Deloitte speaks on six months after GDPR was enforced
The European Union’s (EU) General Data Protection Regulation (GDPR) is considered as one of the most comprehensive privacy laws drafted over last two decades and its extra territorial reach beyond the EU is making it one of the most discussed regulations around the world.
Like most of the global organisations offering goods and service to the Eu-based customers, Sri Lankan organisations offering similar services would need to prepare for the GDPR, if they access or process personal data of the EU customers or data subjects.
Being a sector neutral law, quite a few organisations are considering the GDPR as a benchmark to establish their privacy and data protection framework, even if they aren’t processing personal data of the Eu-based customers and don’t need to be GDPR ready.
The EU announced the adoption of the GDPR in 2016 and provided two+ years for organisations around the world to be Gdpr-ready. It’s been a month, since the time the GDPR got enforced effective May 25, 2018; let’s look at the most prominent aspects of this post-gdpr enforced regime:
For customers
Most of the customers experienced (or probably are still experiencing) a huge influx of emails from their goods and service providers. These emails were largely intended to inform customers about updated privacy notice and to refresh their consents. As one of the means to ‘Lawfulness for Processing’ the personal data, the GDPR mandated a collection of an explicit (and not implicit) consent, which must be specific, informed, unambiguous, freely given, genuine, purpose-limited and withdrawable at any point of time.
However, the question is how many customers are really reading and understanding the updated notices and the need for re-consent.
For organisations
Majority of the organisations updated privacy notices to adhere with the GDPR requirements. A privacy notice is a good channel for organisations to notify consumers, employees, vendors, supplier, etc. about details such as the personal data being collected, how it is shared and how it is used by the organisation, etc.
Organisations who didn’t prepare and are now prioritizing their efforts to be Gdpr-ready as well as the ones who designed a framework to protect data as per the GDPR, are working to operationalize it. We look at the GDPR as not a onetime effort or a tick in box and requires a long-term sustenance. As extended team and vendors play an important part of operating ecosystem, organisations are continuing their efforts to work on service contracts terms.
A lot of discussions continue to minimize the data i.e. relooking at the entire data lifecycle to assess if there are any components of personal data (of customers, employees, vendors, business partners), which are collected and/or processes without any legitimate means and can be avoided from further collection and/or processing.
Requirements such as 72 hours breach notification, processing data subjects rights, cross border data transfer (outside the EU) continue to be complex and pose challenges to operationalize.
-Breach notification: Organisations will have to, without undue delay, notify the supervisory authorities of the personal data breach not later than 72 hours after having become aware of it.

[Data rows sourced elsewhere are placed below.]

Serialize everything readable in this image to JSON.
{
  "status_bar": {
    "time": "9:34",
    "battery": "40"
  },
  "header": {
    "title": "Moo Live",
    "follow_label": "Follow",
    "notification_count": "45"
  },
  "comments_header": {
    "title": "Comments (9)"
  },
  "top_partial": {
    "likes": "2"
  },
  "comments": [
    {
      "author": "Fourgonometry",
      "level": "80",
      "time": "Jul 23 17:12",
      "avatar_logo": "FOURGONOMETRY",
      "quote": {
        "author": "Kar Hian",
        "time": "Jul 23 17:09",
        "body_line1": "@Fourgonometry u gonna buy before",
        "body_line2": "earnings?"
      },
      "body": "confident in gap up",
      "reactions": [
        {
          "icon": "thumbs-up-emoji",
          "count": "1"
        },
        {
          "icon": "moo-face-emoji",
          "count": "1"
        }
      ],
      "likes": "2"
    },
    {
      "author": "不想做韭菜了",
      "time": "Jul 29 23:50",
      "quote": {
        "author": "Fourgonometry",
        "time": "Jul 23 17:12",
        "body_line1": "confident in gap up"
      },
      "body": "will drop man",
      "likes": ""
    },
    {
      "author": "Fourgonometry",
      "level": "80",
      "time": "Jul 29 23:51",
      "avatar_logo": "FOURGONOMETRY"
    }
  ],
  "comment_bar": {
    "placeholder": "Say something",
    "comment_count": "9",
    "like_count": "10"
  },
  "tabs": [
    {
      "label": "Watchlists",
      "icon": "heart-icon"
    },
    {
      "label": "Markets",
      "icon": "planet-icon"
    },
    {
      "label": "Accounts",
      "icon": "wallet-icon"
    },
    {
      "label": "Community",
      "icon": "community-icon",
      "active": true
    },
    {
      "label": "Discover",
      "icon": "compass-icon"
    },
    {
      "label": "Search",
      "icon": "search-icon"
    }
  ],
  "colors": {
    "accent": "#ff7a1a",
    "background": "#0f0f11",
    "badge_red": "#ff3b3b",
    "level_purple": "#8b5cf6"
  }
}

The organisation will have to notify the data subjects, if the breach is likely to result in a risk to the rights and freedoms of natural persons.
-Data subject rights: A wide range of rights to data subjects are to be processed by organisations once exercised by data subjects. These rights are namely the right to consent, right of access, right to rectification, right to erasure (right to be forgotten), right to restriction of processing, right to data portability, right to object and automated decision-making including profiling.
-Cross border data transfer: The cross border data transfers lays out two conditions for adequate data storage and processing:
1. Data can be allowed to transfer to countries that provide adequate level of security as per the adequacy list maintained by European Data Protection Board (EDPB).
2. It is the responsibility of the controller to foresee the level of protection. Another critical aspect is culture of privacy, especially for organisation operating in the regions where local privacy laws don’t exists or are weak. To build privacy culture organisation are mandating regular privacy trainings.
To summarize, efforts being put before May 25 continue the post-may 25 scenario as well, considering organisations are still to conclude their GDPR readiness journey. Customers may continue to receive notification emails and request for re-consent. Regarding administrative fines, concrete cases of sanctions and penalty are yet to be heard.